Tips for Holiday Travelling

- Avoid over-packing! Always Pack Smart

- Travelling with children: The majority of security checkpoints at the major airports offer a Family/Special Needs security lane.

- Gifts, Toys and Batteries: Please do not wrap gifts. Their contents may need to be inspected. Toy weapons must be packed in your checked baggage. Check our website for more information on batteries.

- Liquids: Pack liquids, gels and aerosols, such as sunscreen, hair gel and perfume, in your checked baggage. Liquid items are only allowed in carry-on baggage when packed in containers with a capacity of 100 ml or less. The containers must fit comfortably in one clear, closed and re-sealable plastic bag with a capacity of no more than 1 litre. One bag per person is allowed.

- Cameras, Computers and Electronic Devices: Electronics items such as cell phones, smart phones, digital cameras, digital video cameras, PDAs, iPods, MP3 players, film cameras, and e-books remain in carry-on baggage. To minimize time spent at the screening point, remove portable computer and game console from their carrying case and place them in a tray. Electronic devices may be screened by special screening equipment.

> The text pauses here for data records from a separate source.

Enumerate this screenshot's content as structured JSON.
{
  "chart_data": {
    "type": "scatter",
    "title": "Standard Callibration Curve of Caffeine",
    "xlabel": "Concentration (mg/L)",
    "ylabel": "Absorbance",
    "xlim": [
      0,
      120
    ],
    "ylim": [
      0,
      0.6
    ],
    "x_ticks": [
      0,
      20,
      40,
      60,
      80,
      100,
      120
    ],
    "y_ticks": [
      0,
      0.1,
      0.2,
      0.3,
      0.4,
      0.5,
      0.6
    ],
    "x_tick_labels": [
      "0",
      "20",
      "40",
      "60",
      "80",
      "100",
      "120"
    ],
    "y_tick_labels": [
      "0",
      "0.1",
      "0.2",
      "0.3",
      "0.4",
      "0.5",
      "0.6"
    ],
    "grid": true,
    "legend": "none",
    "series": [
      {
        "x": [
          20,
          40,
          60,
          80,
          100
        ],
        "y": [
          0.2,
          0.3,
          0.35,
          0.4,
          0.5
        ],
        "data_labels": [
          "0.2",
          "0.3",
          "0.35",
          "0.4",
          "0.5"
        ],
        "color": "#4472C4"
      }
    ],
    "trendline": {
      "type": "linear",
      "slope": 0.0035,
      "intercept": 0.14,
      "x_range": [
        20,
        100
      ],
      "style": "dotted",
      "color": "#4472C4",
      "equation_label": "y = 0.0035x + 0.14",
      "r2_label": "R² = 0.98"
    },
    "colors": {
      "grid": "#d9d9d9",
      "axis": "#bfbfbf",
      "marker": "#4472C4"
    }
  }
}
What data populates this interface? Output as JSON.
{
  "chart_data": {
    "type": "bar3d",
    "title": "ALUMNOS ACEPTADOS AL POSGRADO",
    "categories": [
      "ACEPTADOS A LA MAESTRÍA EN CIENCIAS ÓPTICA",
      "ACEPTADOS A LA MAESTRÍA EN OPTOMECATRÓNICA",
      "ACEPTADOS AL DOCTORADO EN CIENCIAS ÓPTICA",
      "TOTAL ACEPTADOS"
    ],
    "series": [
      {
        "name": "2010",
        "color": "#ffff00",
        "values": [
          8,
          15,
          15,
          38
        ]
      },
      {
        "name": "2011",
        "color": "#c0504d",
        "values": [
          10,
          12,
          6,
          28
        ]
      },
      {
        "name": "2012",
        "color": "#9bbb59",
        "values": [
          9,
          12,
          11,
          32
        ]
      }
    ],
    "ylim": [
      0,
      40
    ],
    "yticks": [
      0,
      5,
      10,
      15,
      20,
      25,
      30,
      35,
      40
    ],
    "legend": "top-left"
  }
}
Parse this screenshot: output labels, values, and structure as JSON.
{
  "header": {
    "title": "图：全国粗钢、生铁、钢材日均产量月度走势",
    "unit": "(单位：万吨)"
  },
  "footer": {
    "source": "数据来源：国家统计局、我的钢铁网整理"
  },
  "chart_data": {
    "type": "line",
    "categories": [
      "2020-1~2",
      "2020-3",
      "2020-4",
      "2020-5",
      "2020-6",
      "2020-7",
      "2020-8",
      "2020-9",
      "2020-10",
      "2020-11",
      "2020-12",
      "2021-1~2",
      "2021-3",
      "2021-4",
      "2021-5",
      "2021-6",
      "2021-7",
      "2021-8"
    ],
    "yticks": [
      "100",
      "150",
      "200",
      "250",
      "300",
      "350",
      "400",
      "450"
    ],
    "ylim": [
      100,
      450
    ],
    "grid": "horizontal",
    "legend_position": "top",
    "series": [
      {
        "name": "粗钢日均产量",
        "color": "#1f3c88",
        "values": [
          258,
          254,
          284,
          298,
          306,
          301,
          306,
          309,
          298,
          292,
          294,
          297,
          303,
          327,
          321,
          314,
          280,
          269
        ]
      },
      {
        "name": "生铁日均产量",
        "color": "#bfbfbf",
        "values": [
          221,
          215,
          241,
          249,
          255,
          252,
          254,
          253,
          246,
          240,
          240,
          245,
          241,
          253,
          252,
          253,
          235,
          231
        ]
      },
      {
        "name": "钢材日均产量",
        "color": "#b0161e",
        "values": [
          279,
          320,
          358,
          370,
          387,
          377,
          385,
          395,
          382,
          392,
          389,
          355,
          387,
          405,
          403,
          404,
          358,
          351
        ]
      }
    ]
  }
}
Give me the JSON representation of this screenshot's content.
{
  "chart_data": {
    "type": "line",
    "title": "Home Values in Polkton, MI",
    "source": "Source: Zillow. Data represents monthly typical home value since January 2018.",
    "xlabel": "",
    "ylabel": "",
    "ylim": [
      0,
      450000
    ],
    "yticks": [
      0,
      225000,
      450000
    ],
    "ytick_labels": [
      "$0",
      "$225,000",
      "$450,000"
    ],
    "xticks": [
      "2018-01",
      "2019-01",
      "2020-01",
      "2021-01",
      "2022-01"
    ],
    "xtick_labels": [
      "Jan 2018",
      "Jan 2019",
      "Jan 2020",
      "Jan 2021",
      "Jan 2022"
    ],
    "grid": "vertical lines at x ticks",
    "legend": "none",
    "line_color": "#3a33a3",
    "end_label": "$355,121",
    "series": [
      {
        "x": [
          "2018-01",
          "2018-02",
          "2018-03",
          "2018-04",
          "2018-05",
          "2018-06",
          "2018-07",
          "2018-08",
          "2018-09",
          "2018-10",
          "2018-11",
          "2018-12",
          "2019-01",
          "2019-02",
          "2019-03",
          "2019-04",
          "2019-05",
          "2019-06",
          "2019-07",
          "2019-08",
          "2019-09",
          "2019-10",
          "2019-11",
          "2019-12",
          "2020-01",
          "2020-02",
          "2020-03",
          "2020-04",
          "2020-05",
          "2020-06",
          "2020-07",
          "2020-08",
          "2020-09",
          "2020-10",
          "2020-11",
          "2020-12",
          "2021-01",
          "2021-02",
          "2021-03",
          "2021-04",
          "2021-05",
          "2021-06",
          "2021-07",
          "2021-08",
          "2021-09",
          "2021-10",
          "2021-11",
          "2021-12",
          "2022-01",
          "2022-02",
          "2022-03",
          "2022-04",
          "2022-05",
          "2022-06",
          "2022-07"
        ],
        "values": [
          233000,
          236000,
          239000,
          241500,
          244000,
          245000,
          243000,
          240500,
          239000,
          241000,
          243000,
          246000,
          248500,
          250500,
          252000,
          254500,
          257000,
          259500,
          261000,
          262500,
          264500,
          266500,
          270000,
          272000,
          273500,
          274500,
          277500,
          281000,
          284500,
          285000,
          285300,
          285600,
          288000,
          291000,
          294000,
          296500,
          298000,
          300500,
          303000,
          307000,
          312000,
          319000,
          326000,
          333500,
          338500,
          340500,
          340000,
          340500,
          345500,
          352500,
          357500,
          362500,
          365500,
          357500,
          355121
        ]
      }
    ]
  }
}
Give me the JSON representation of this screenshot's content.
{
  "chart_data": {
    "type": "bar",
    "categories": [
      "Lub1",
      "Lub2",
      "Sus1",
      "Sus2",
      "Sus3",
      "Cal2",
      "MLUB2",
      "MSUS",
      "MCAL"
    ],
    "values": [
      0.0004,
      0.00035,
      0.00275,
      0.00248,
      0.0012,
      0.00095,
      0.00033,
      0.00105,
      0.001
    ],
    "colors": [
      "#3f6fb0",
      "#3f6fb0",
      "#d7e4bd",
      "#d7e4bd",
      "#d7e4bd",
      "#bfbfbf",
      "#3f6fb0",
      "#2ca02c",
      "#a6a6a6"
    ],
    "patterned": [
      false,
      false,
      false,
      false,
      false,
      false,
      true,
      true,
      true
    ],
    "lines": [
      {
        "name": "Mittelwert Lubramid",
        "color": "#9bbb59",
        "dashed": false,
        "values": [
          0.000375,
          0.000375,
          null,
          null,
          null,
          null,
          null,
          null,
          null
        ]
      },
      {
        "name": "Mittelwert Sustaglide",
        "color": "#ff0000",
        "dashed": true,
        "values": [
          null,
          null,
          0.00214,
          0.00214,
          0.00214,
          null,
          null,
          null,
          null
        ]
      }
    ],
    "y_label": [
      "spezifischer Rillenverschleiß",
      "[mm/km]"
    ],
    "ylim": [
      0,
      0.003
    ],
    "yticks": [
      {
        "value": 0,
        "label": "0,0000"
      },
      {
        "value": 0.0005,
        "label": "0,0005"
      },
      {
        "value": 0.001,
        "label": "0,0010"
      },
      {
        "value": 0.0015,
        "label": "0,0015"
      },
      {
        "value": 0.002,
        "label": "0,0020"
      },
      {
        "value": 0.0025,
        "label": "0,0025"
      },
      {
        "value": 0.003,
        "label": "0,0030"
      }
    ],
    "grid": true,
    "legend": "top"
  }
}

- Food Products: Remember that certain food products such as maple syrup, jam, jellies and spread are considered liquids or gels. The liquid, aerosol and gel restrictions apply.

- Dress for Travel: Avoid wearing jewellery or other metal objects that could trigger an alarm and delay your trip. Remember, if you set off the alarm while walking through the metal detector you will have to undergo further screening to determine its source. This may include hand "wanding" and/or a physical search.

- Give yourself plenty of time: Go through pre-board screening well in advance of your flight especially during peak travel periods (early morning, noon, and early evening)

It is important to remember that all passengers have to go through airport security screening. Common courtesy and patience go a long way in making the process less stressful and more efficient for everyone.

For further information about 'packing smart' or permitted and non-permitted items, please visit www.catsa.ca.

CATSA, established on April 1, 2002, is a federal Crown corporation that operates on a not-for-profit basis. It is responsible for the provision of key aviation security services such as pre-board screening of passengers and their belongings; random screening of non-passengers; and the acquisition, deployment and maintenance of explosives detection equipment at airports. CATSA is also responsible for the development and implementation of a restricted area identity card incorporating biometric features.